Миссис Уэйл следила за тем, чтобы вовремя отдавать белье в стирку, менять постели, скатерти и вытирать пыль, по крайней мере в комнатах, где находились гости. Кроме того, она чистила столовое серебро. Мэгги же так уставала от своих дневных забот, что я часто замечала, как она едва не засыпала за столом во время ужина, но, невзирая на это, она еще поднималась наверх и разводила огонь в каминах. И только тогда миссис Уэйл провожала гостей в их спальни.
Не только Мэгги уделяла внимание Корделии. Макс почти каждый день заходил к ней, всячески стараясь развеселить и скрасить ее одиночество. Признаться, нам почти не довелось по настоящему скучать в Пай Плэйс.

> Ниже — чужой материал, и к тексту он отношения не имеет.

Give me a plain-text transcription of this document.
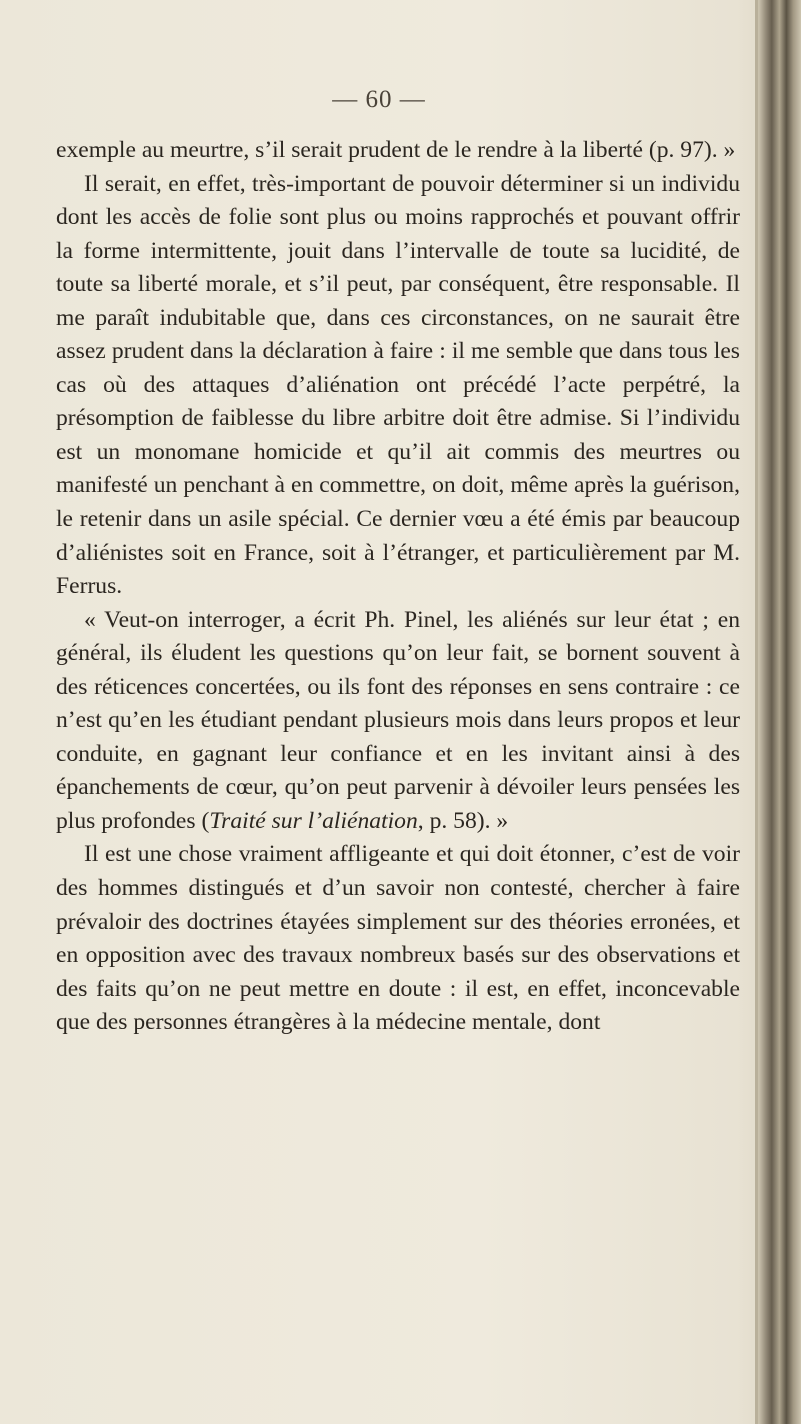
— 60 —

exemple au meurtre, s’il serait prudent de le rendre à la liberté (p. 97). »

Il serait, en effet, très-important de pouvoir déterminer si un individu dont les accès de folie sont plus ou moins rapprochés et pouvant offrir la forme intermittente, jouit dans l’intervalle de toute sa lucidité, de toute sa liberté morale, et s’il peut, par conséquent, être responsable. Il me paraît indubitable que, dans ces circonstances, on ne saurait être assez prudent dans la déclaration à faire : il me semble que dans tous les cas où des attaques d’aliénation ont précédé l’acte perpétré, la présomption de faiblesse du libre arbitre doit être admise. Si l’individu est un monomane homicide et qu’il ait commis des meurtres ou manifesté un penchant à en commettre, on doit, même après la guérison, le retenir dans un asile spécial. Ce dernier vœu a été émis par beaucoup d’aliénistes soit en France, soit à l’étranger, et particulièrement par M. Ferrus.

« Veut-on interroger, a écrit Ph. Pinel, les aliénés sur leur état ; en général, ils éludent les questions qu’on leur fait, se bornent souvent à des réticences concertées, ou ils font des réponses en sens contraire : ce n’est qu’en les étudiant pendant plusieurs mois dans leurs propos et leur conduite, en gagnant leur confiance et en les invitant ainsi à des épanchements de cœur, qu’on peut parvenir à dévoiler leurs pensées les plus profondes (Traité sur l’aliénation, p. 58). »

Il est une chose vraiment affligeante et qui doit étonner, c’est de voir des hommes distingués et d’un savoir non contesté, chercher à faire prévaloir des doctrines étayées simplement sur des théories erronées, et en opposition avec des travaux nombreux basés sur des observations et des faits qu’on ne peut mettre en doute : il est, en effet, inconcevable que des personnes étrangères à la médecine mentale, dont
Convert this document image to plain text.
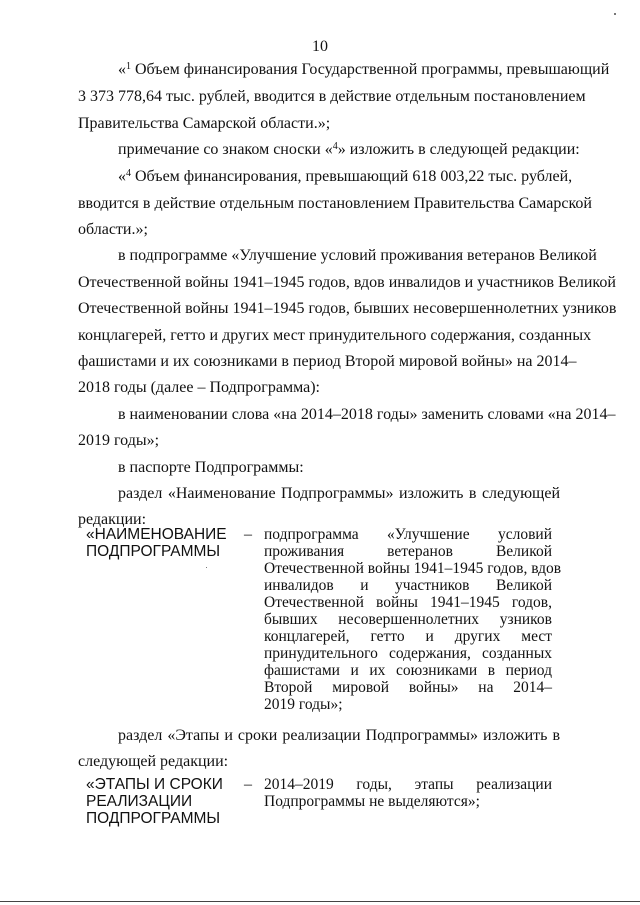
10
«$^1$ Объем финансирования Государственной программы, превышающий
3 373 778,64 тыс. рублей, вводится в действие отдельным постановлением
Правительства Самарской области.»;
примечание со знаком сноски «$^4$» изложить в следующей редакции:
«$^4$ Объем финансирования, превышающий 618 003,22 тыс. рублей,
вводится в действие отдельным постановлением Правительства Самарской
области.»;
в подпрограмме «Улучшение условий проживания ветеранов Великой
Отечественной войны 1941–1945 годов, вдов инвалидов и участников Великой
Отечественной войны 1941–1945 годов, бывших несовершеннолетних узников
концлагерей, гетто и других мест принудительного содержания, созданных
фашистами и их союзниками в период Второй мировой войны» на 2014–
2018 годы (далее – Подпрограмма):
в наименовании слова «на 2014–2018 годы» заменить словами «на 2014–
2019 годы»;
в паспорте Подпрограммы:
раздел «Наименование Подпрограммы» изложить в следующей
редакции:
«НАИМЕНОВАНИЕ
ПОДПРОГРАММЫ
– подпрограмма «Улучшение условий
проживания ветеранов Великой
Отечественной войны 1941–1945 годов, вдов
инвалидов и участников Великой
Отечественной войны 1941–1945 годов,
бывших несовершеннолетних узников
концлагерей, гетто и других мест
принудительного содержания, созданных
фашистами и их союзниками в период
Второй мировой войны» на 2014–
2019 годы»;
раздел «Этапы и сроки реализации Подпрограммы» изложить в
следующей редакции:
«ЭТАПЫ И СРОКИ
РЕАЛИЗАЦИИ
ПОДПРОГРАММЫ
– 2014–2019 годы, этапы реализации
Подпрограммы не выделяются»;
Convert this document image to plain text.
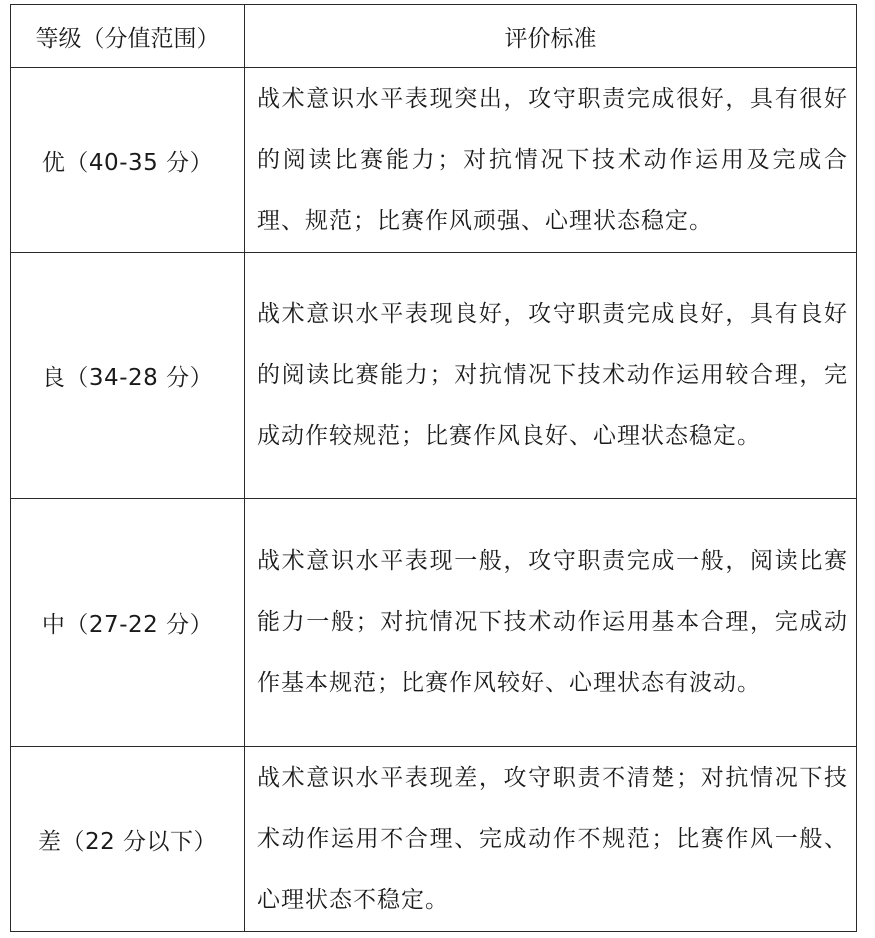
等级（分值范围）	评价标准
优（40-35 分）	战术意识水平表现突出，攻守职责完成很好，具有很好的阅读比赛能力；对抗情况下技术动作运用及完成合理、规范；比赛作风顽强、心理状态稳定。
良（34-28 分）	战术意识水平表现良好，攻守职责完成良好，具有良好的阅读比赛能力；对抗情况下技术动作运用较合理，完成动作较规范；比赛作风良好、心理状态稳定。
中（27-22 分）	战术意识水平表现一般，攻守职责完成一般，阅读比赛能力一般；对抗情况下技术动作运用基本合理，完成动作基本规范；比赛作风较好、心理状态有波动。
差（22 分以下）	战术意识水平表现差，攻守职责不清楚；对抗情况下技术动作运用不合理、完成动作不规范；比赛作风一般、心理状态不稳定。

Последние две недели перед отъездом Корделия посвятила странному занятию: она взялась писать историю нашей семьи, а вернее, того, что случилось с нами, и относилась к этому весьма серьезно. Ей хотелось рассказать правду о нас, вопреки всем нелепым домыслам и газетным статьям, где о нас выдумывали Бог знает что. Мы с ней вместе перебирали старые альбомы с фотографиями и письма, стараясь составить из всего этого цельную увлекательную картину. Результат нашей работы мог бы стать отличным подарком отцу.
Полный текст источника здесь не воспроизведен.